A quoi servent les Omégas 3 et 6 ?

Les Omégas 6 :

-Interviennent dans le bon fonctionnement du système nerveux, certaines études démontrent un effet sur la neuropathie diabétique ;

-contribuent pour certains à réduire l’inflammation, et pourraient à ce titre être intéressants dans certaines maladies inflammatoires, les études sont partagées sur le sujet ;

-stimulent l’immunité et ont une efficacité reconnue de modulation des terrains allergiques ;

-sont protecteurs du système cardio vasculaire ;

-l’huile d’onagre, riche en acide gamma linoléique, est traditionnellement utilisée dans l’accompagnement des troubles du cycle féminin.
 

Les Omégas 3 :

-participent aux membranes des neurones et de la rétine ce qui explique leur rôle important dans le développement fœtal, mais aussi dans les processus cognitifs. A ce titre, ils seraient également prometteurs dans la prise en charge des maladies neurodégénératives;

-ont un effet reconnu sur la qualité des vaisseaux sanguins, notamment en ralentissant la formation de plaques d’athérome,

-contribuent à diminuer la cholestérolémie et potentiellement la tension artérielle, sans pour autant se substituer aux traitements médicamenteux ;

-interviennent dans les processus immunitaires et inflammatoires ;


Les apports recommandés :

L’alimentation française apporte traditionnellement une quantité suffisante d’omégas 6 voire excessive, notamment du fait d’une consommation significative de produits industriels.

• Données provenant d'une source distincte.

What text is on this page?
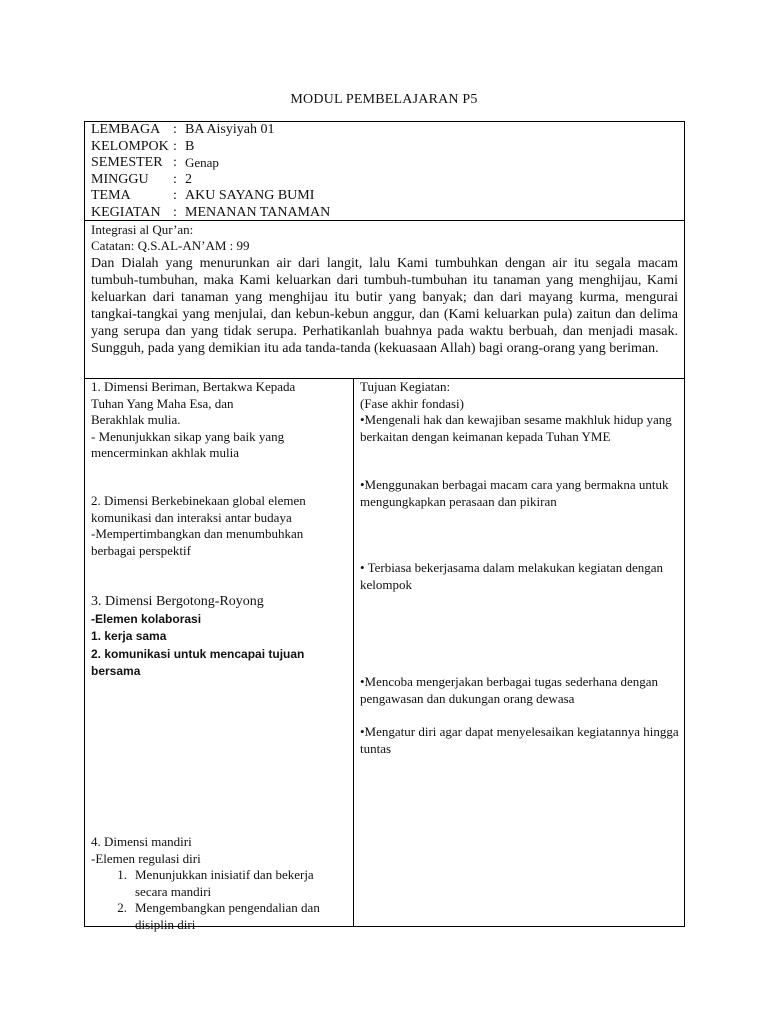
MODUL PEMBELAJARAN P5
LEMBAGA : BA Aisyiyah 01
KELOMPOK : B
SEMESTER : Genap
MINGGU	: 2
TEMA	: AKU SAYANG BUMI
KEGIATAN : MENANAN TANAMAN
Integrasi al Qur’an:
Catatan: Q.S.AL-AN’AM : 99
Dan Dialah yang menurunkan air dari langit, lalu Kami tumbuhkan dengan air itu segala macam tumbuh-tumbuhan, maka Kami keluarkan dari tumbuh-tumbuhan itu tanaman yang menghijau, Kami keluarkan dari tanaman yang menghijau itu butir yang banyak; dan dari mayang kurma, mengurai tangkai-tangkai yang menjulai, dan kebun-kebun anggur, dan (Kami keluarkan pula) zaitun dan delima yang serupa dan yang tidak serupa. Perhatikanlah buahnya pada waktu berbuah, dan menjadi masak. Sungguh, pada yang demikian itu ada tanda-tanda (kekuasaan Allah) bagi orang-orang yang beriman.
1. Dimensi Beriman, Bertakwa Kepada
Tuhan Yang Maha Esa, dan
Berakhlak mulia.
- Menunjukkan sikap yang baik yang mencerminkan akhlak mulia
2. Dimensi Berkebinekaan global elemen komunikasi dan interaksi antar budaya
-Mempertimbangkan dan menumbuhkan berbagai perspektif
3. Dimensi Bergotong-Royong
-Elemen kolaborasi
1. kerja sama
2. komunikasi untuk mencapai tujuan bersama
4. Dimensi mandiri
-Elemen regulasi diri
1. Menunjukkan inisiatif dan bekerja secara mandiri
2. Mengembangkan pengendalian dan disiplin diri
Tujuan Kegiatan:
(Fase akhir fondasi)
•Mengenali hak dan kewajiban sesame makhluk hidup yang berkaitan dengan keimanan kepada Tuhan YME
•Menggunakan berbagai macam cara yang bermakna untuk mengungkapkan perasaan dan pikiran
• Terbiasa bekerjasama dalam melakukan kegiatan dengan kelompok
•Mencoba mengerjakan berbagai tugas sederhana dengan pengawasan dan dukungan orang dewasa
•Mengatur diri agar dapat menyelesaikan kegiatannya hingga tuntas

En revanche, notre alimentation est souvent carencée en omégas 3. En effet, ceux-ci proviennent essentiellement des poissons gras, ou encore de l’huile de colza ou de lin. Par ailleurs, un excès d’oméga 6 est préjudiciable à l’assimilation des omégas 3. Il est donc indispensable d’équilibrer les apports. Les recommandations internationales équivalent à la consommation quotidienne de 80 à 100 grammes par jour de poisson gras (hareng, sardine, saumon, thon) et une cuillère à soupe d’huile de colza (à ne pas faire chauffer).

Ces valeurs peuvent être difficiles à atteindre et nombreux sont ceux qui limitent leur consommation de poissons gras du fait de leur contamination potentielle aux métaux lourds. Une supplémentation est possible, toutefois il est important de veiller à l’origine des omégas 3 afin que ceux-ci ne soient pas non plus contaminés. Certains labels ont vu le jour tels que EPAX, en l’absence, assurez-vous que les poissons utilisés sont sauvages. Enfin, quel que soient vos apports, ils ne sauraient se substituer à un traitement médicamenteux prescrit par un professionnel de santé.